Como es habitual en este tipo de producciones, el reparto funciona a la perfección. Ahí están dos grandes como Ed Harris y Woody Harrelson comiéndose literalmente la pantalla, como todo un conjunto de secundarios y secundarias que hacen que la ficción resulte tan creíble. Pero, obviamente, la dueña de la función es la enorme Julianne Moore. Una de esas actrices cuyo magnetismo y verdad sobrepasa la pantalla. Después de enamorarme de ella en tres películas - Las horas, Lejos del cielo, Un hombre soltero - , la sigo con devoción y entregada ceguera. En esta tv-movie consigue algo que muy pocos actores y pocas actrices logran con éxito. Me refiero a hacer auténtico un personaje que hemos visto tanto en los medios, del que tenemos tantas claves y que estaba tan marcado por una ética y una estética.
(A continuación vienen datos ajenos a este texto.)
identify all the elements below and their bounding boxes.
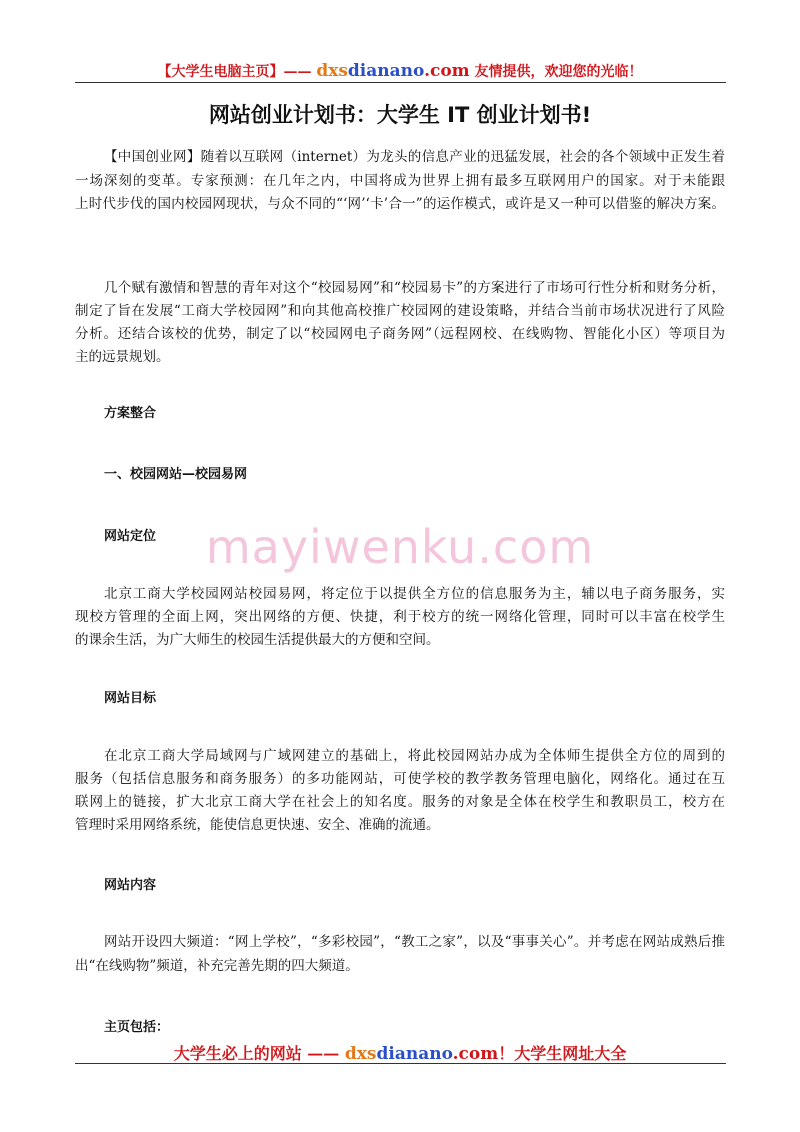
header-suffix: 友情提供，欢迎您的光临！ xyxy=(474,64,643,80)
page-footer-banner xyxy=(0,1041,800,1064)
footer-prefix: 大学生必上的网站 —— xyxy=(173,1044,340,1063)
header-rule xyxy=(75,82,726,83)
para-line: 出“在线购物”频道，补充完善先期的四大频道。 xyxy=(75,958,359,974)
footer-site-link-b[interactable]: dianano xyxy=(376,1044,453,1064)
header-site-link-c[interactable]: .com xyxy=(424,61,470,81)
intro-line: 上时代步伐的国内校园网现状，与众不同的“‘网’‘卡’合一”的运作模式，或许是又一种可以借鉴的解决方案。 xyxy=(75,196,725,212)
section-heading: 一、校园网站—校园易网 xyxy=(104,467,248,482)
header-site-link-b[interactable]: dianano xyxy=(347,61,425,81)
para-line: 服务（包括信息服务和商务服务）的多功能网站，可使学校的教学教务管理电脑化，网络化。通过在互 xyxy=(75,771,725,787)
section-heading: 网站目标 xyxy=(104,691,157,706)
para-line: 现校方管理的全面上网，突出网络的方便、快捷，利于校方的统一网络化管理，同时可以丰富在校学生 xyxy=(75,609,725,625)
page-header-banner xyxy=(0,61,800,81)
section-heading: 网站内容 xyxy=(104,878,157,893)
para-line: 管理时采用网络系统，能使信息更快速、安全、准确的流通。 xyxy=(75,817,440,833)
intro-line: 【中国创业网】随着以互联网（internet）为龙头的信息产业的迅猛发展，社会的各个领域中正发生着 xyxy=(104,149,725,165)
para-line: 分析。还结合该校的优势，制定了以“校园网电子商务网”（远程网校、在线购物、智能化小区）等项目为 xyxy=(75,326,725,342)
para-line: 主的远景规划。 xyxy=(75,349,170,365)
header-site-link-a[interactable]: dxs xyxy=(316,61,348,81)
header-prefix: 【大学生电脑主页】—— xyxy=(157,64,312,80)
watermark: mayiwenku.com xyxy=(205,520,595,574)
page-title: 网站创业计划书：大学生 IT 创业计划书! xyxy=(208,103,592,127)
footer-rule xyxy=(75,1063,726,1064)
para-line: 制定了旨在发展“工商大学校园网”和向其他高校推广校园网的建设策略，并结合当前市场状况进行了风险 xyxy=(75,303,725,319)
para-line: 网站开设四大频道：“网上学校”，“多彩校园”，“教工之家”，以及“事事关心”。并考虑在网站成熟后推 xyxy=(104,934,725,950)
para-line: 联网上的链接，扩大北京工商大学在社会上的知名度。服务的对象是全体在校学生和教职员工，校方在 xyxy=(75,794,725,810)
para-line: 在北京工商大学局域网与广域网建立的基础上，将此校园网站办成为全体师生提供全方位的周到的 xyxy=(104,748,725,764)
section-heading: 主页包括： xyxy=(104,1020,170,1035)
footer-site-link-c[interactable]: .com xyxy=(452,1044,499,1064)
para-line: 北京工商大学校园网站校园易网，将定位于以提供全方位的信息服务为主，辅以电子商务服务，实 xyxy=(104,586,725,602)
section-heading: 方案整合 xyxy=(104,406,157,421)
para-line: 的课余生活，为广大师生的校园生活提供最大的方便和空间。 xyxy=(75,632,440,648)
intro-line: 一场深刻的变革。专家预测：在几年之内，中国将成为世界上拥有最多互联网用户的国家。对于未能跟 xyxy=(75,173,725,189)
para-line: 几个赋有激情和智慧的青年对这个“校园易网”和“校园易卡”的方案进行了市场可行性分析和财务分析， xyxy=(104,280,725,296)
footer-suffix: ！大学生网址大全 xyxy=(498,1044,627,1063)
footer-site-link-a[interactable]: dxs xyxy=(344,1044,377,1064)
section-heading: 网站定位 xyxy=(104,529,157,544)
La Moore no sólo lo hace creíble sino que de manera inmediata conseguimos ver en ella todas las contradicciones y dilemas que arrastraba consigo Sarah Palin. Sólo por disfrutar de esta magnífica interpretación merece la pena ver esta película, además de, por supuesto, por todo lo que supone de buena lección sobre el funcionamiento de la política en un país que, con todos sus defectos y sombras, admiramos los que pensamos que la democracia es el menos malo de los sistemas políticos creados por el hombre.
Hola, Octavio, buenas tardes; Julianne Moore, ciertamente, palabras mayores, verla encarnar a la escopetera mayor al norte del Río Grande debe ser una auténtica gozada. También coincido contigo en esa admiración por la inmensa capacidad de autocrítica de los estadounidenses hacia sus personajes e instituciones, pero, eos si, tampoco deja de sorprenderme que tales ejercicios no suelan generar cambio práctico alguno. ¿Meros juegos de artificio, pues? No sé, me queda esa duda.
ResponderEliminarUn fuerte abrazo y buen agosto.
Buena pregunta Manuel... Pero yo creo que la salud que demuestra la democracia americana después de tres siglos, con todos sus defectos y virtudes, es entre otras cosas consecuencia de esa capacidad de reinventarse y rehacerse... Deberíamos aprender.